Additional XRF images of wing imaginal discs of the same genotypes as Figure 2. XRF analysis of third instar wing imaginal discs, showing distribution of copper (left panel), zinc (middle panel) and iron (right panel). Distribution is shown as a heat map with the relative concentration shown at the bottom of the figure. A and B) Wild-type control discs. C to F) One copy (C, D) or two copies (E, F) of dNCtr1A-FLAG under pannier-GAL4 control. No change in copper distribution relative to zinc is seen. G to I) One copy of dNCtr1A-FLAG together with one copy of Ctr1B-FLAG under pannier-GAL4 control. Dramatic increase in copper relative to zinc is seen in the dorsal pannier domain (arrows). J) One copy of dNCtr1A-FLAG together with one copy of DmATP7 RNAi under pannier-GAL4 control. Strong increase in copper relative to zinc is seen in the dorsal pannier domain (arrow).
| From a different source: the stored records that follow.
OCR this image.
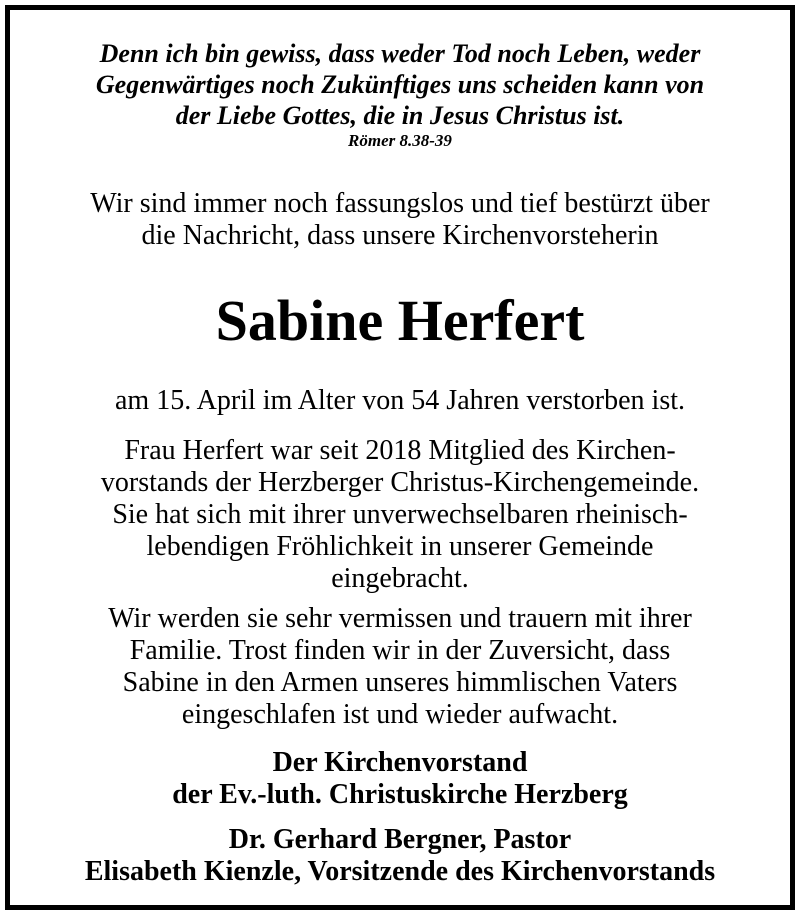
Denn ich bin gewiss, dass weder Tod noch Leben, weder
Gegenwärtiges noch Zukünftiges uns scheiden kann von
der Liebe Gottes, die in Jesus Christus ist.
Römer 8.38-39
Wir sind immer noch fassungslos und tief bestürzt über
die Nachricht, dass unsere Kirchenvorsteherin
Sabine Herfert
am 15. April im Alter von 54 Jahren verstorben ist.
Frau Herfert war seit 2018 Mitglied des Kirchen-
vorstands der Herzberger Christus-Kirchengemeinde.
Sie hat sich mit ihrer unverwechselbaren rheinisch-
lebendigen Fröhlichkeit in unserer Gemeinde
eingebracht.
Wir werden sie sehr vermissen und trauern mit ihrer
Familie. Trost finden wir in der Zuversicht, dass
Sabine in den Armen unseres himmlischen Vaters
eingeschlafen ist und wieder aufwacht.
Der Kirchenvorstand
der Ev.-luth. Christuskirche Herzberg
Dr. Gerhard Bergner, Pastor
Elisabeth Kienzle, Vorsitzende des Kirchenvorstands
https://doi.org/10.1371/journal.pone.0026867.s001

(TIF)

Figure S2.

Additional XRF images of eye imaginal discs of the same genotypes as Figure 3. XRF analysis of third instar eye imaginal discs, showing distribution of copper (left panel), zinc (middle panel) and iron (right panel). Distribution is shown as a heat map with the relative concentration shown at the bottom of the figure. A) Wild-type control discs. B) One copy of dNCtr1A-FLAG together with one copy of Ctr1B-FLAG under pannier-GAL4 control. Dramatic increase in copper relative to zinc is seen in the dorsal pannier domain (arrow).
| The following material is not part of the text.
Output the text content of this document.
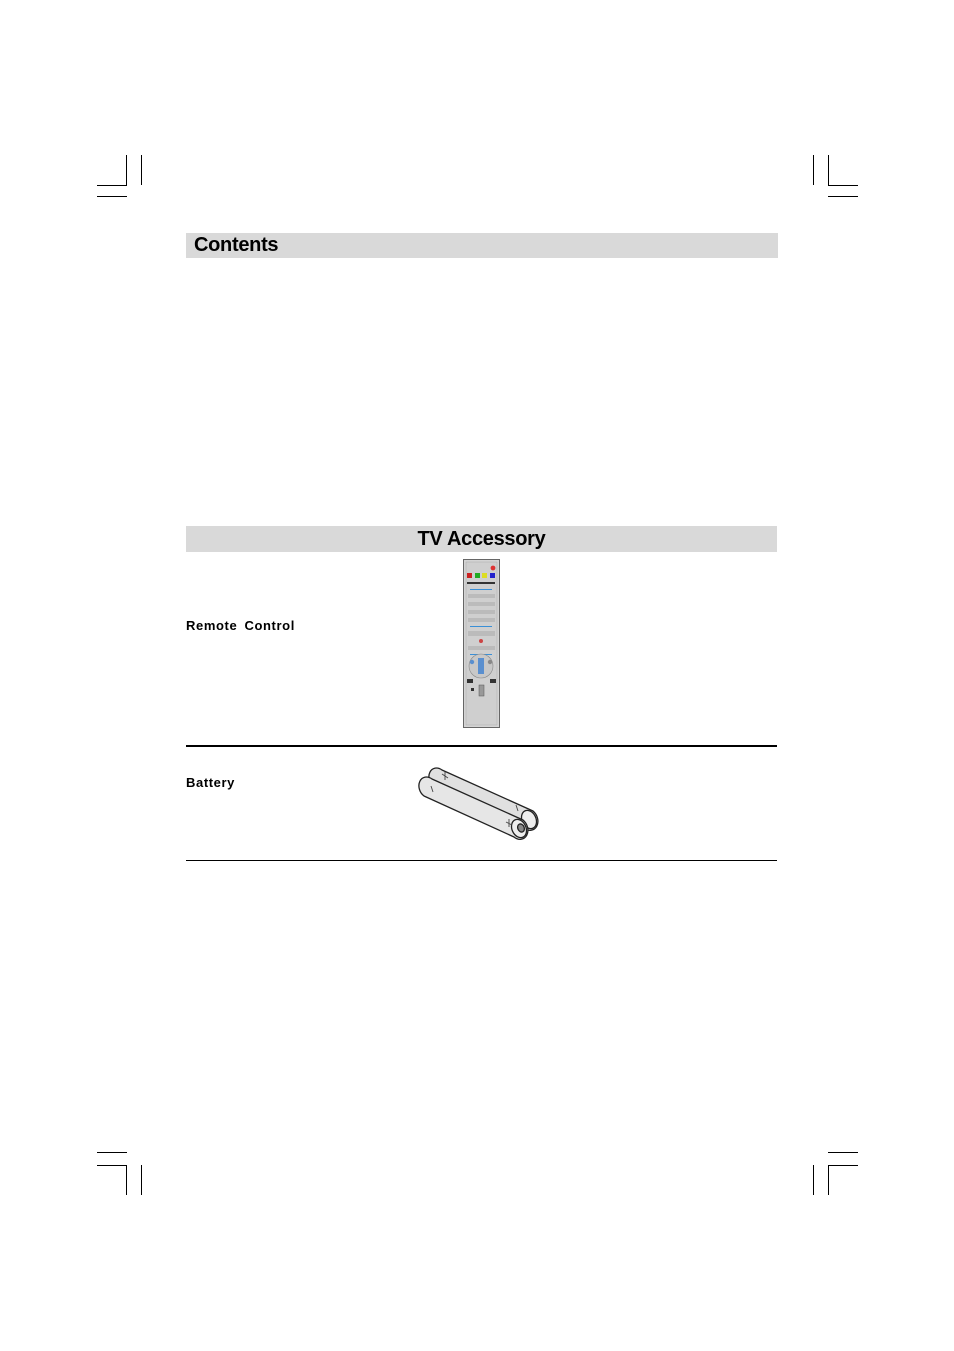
Contents
TV Accessory
Remote Control
Battery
https://doi.org/10.1371/journal.pone.0026867.s002

(TIF)

Figure S3.

Additional XRF images of wing imaginal discs of the same genotypes as Figure 6. XRF analysis of third instar wing imaginal discs, showing distribution of copper (left panel), zinc (middle panel) and iron (right panel). Distribution is shown as a heat map with the relative concentration shown at the bottom of the figure. A) One copy of Ctr1A RNAi transgene under pannier-GAL4 control. B) One copy of DmATP7-FLAG transgene under pannier-GAL4 control. C) One copy of DmATP7 RNAi transgene under pannier-GAL4 control. D) One copy of DmATP7 DN-FLAG (dominant negative) transgene. In each experimental case (A–D), there is no change in copper distribution relative to zinc.

https://doi.org/10.1371/journal.pone.0026867.s003

(TIF)

Figure S4.

Additional XRF images of adult head sections of the same genotypes as Figure 7. XRF analysis of adult Drosophila head sections, showing distribution of copper (left panel), zinc (middle panel) and iron (right panel). A) Wild-type control sections. B) One copy of Ctr1B-FLAG transgene under GMR-GAL4 control. Copper is increased in the retina relative to the brain in comparison to wild-type. C) One copy of Ctr1A RNAi transgene under GMR-GAL4 control. The retina is collapsed into a single fused layer of tissue rich in zinc, copper and iron. D) One copy of DmATP7-FLAG transgene under GMR-GAL4 control. Copper is decreased in the retina relative to the brain in comparison to wild-type.

https://doi.org/10.1371/journal.pone.0026867.s004

(TIF)

Acknowledgments

This research was undertaken on the XFM beamline at the Australian Synchrotron, Victoria, Australia. The authors are grateful for the support of Robin Kirkham and Chris Ryan operating the Maia detector and advice in GeoPIXE analysis. We thank the Vienna Drosophila RNAi Center for RNAi stocks and the Australian Drosophila Biomedical Research Support Facility for importation of Drosophila strains.

Author Contributions

Conceived and designed the experiments: RB JCL JECH DP MDdJ DH. Performed the experiments: RB JCL JECH DP MDdJ DH. Analyzed the data: RB JCL JECH DP MDdJ. Contributed reagents/materials/analysis tools: RB JCL JECH DP MDdJ DH. Wrote the paper: RB JCL DP MDdJ.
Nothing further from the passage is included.